Our Gospel points to this fundamental truth of the second coming. Jesus will surely come, but He does not give us the timetable, and thus, we need to be prepared and be watchful. The illustration Jesus presents is a master who is traveling abroad. In ancient times, traveling is stunning different from our time. Nowadays, with the advances of technologies and modern transport systems, we can determine even the exact location of a particular train and even an airplane. We are used to following a fixed schedule of travel itineraries. However, the ancient people knew nothing about the internet or GPS, and traveling was often hard to endure. People who needed to cross the sea may get stranded because of the unpredictable storms. Some people had to spend weeks in a town because the winter was unbearably chilling for travelers.

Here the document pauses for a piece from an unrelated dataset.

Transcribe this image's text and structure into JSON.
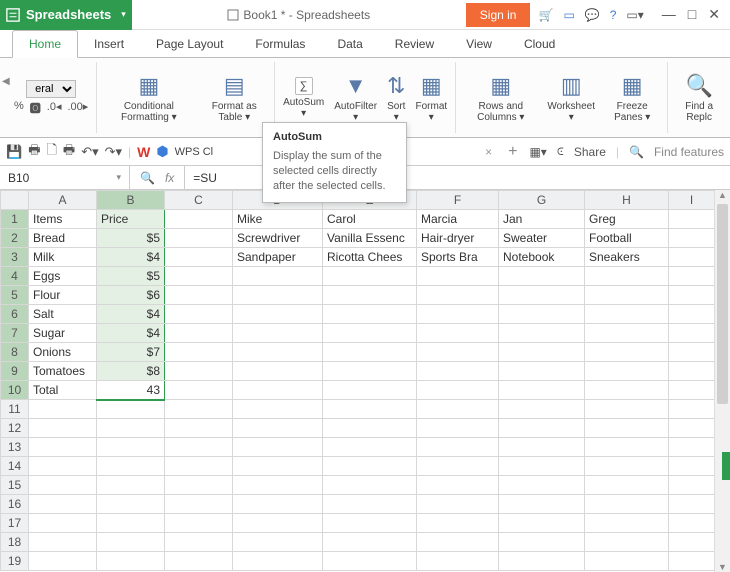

Paul, the apostle to the gentiles, knew well how punishing traveling was. Robbers ambushed him, his ship was capsized several times, and he had to spend hours on the sea. The master will come, but nobody knows when, and thus, the servants have to be watchful.
Humanity is living in a time of great sadness and fear. We are still battling the covid-19 that kills thousands, renders countless people jobless, and changes the way we live and interact. Aside from this tiny virus, we are constantly scared by possible global catastrophe caused by nuclear wars, global warming, even zombies and alien attacks. Yet, this season of Advent gives us a reason for hope. Despite everything, Jesus will surely come, and He remains in control.
We learn from the advent wreath. This tradition attached to advent season comes from northern Europe, who knew well how dark and cold winter could be, especially in December. Unlike us, who live in tropical, our brethren living near the arctic zone sometimes experience brutal winter. They are living in freezing temperatures and often without sunlight. These gloomy and dark conditions may affect our mental health. However, our brothers and sisters refused to give up and look for the sign of hope. They discovered the evergreen leaves that decline to wither and found out that small light shines brighter in the dark. This advent wreath points to us Christ, our Hope. Every time we enter the season of Advent, we are assured that there is always hope, even in the face of our world’s brokenness.